A close analysis of the US building code development process reveals a system rife with capture by both industry and government interests, in which the costs and benefits of regulations are improperly measured (if measured at all), special interests enjoy outsize influence and minimal scrutiny, and elected officials have largely abdicated their role of weighing tradeoffs and representing the public interest. By their nature, all industry regulatory schemes are beset by a diverse array of political interests. Building codes are unique, however, in how the outsourcing of the public rulemaking process to private third-party standards organizations stacks the deck in favor of narrow interests while simultaneously stripping away basic government standards of accountability and transparency.

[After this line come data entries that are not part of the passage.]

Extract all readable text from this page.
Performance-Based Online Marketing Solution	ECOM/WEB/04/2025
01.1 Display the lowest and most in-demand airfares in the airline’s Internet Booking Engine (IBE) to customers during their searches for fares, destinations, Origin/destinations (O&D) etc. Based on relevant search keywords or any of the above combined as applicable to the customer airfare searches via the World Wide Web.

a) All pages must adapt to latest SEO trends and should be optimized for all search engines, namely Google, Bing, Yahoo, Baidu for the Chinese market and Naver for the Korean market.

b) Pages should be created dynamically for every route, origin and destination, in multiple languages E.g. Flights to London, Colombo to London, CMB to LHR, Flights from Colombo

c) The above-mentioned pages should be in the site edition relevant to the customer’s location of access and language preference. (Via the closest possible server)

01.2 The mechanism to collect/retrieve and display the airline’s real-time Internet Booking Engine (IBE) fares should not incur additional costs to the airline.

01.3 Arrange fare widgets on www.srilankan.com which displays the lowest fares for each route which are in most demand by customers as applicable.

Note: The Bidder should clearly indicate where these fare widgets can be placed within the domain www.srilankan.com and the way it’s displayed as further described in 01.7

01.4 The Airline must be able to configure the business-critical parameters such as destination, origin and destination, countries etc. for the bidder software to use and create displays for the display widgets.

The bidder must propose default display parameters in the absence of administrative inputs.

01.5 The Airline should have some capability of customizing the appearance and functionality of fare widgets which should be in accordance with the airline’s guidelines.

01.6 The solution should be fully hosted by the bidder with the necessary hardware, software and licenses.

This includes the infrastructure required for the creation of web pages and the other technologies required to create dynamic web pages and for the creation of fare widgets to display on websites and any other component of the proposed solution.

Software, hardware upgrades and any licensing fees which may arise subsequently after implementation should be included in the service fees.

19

The current process reveals the drawbacks of diminished state capacity for doing this crucial regulatory work “in-house”—and belies the common assumption that highly technical rulemaking should be the exclusive domain of “experts,” not politicians. Building codes contain complex tradeoffs between safety, affordability, livability, and sustainability that are inherently political. The mantle of technocratic neutrality claimed by the current process obscures this basic fact, removing from public view the inherent balancing of societal costs and benefits contained within the development of these rules. To realign codes with the public interest, reform is needed to reassert democratic oversight, transparency, and rigorous tradeoff analysis within the process.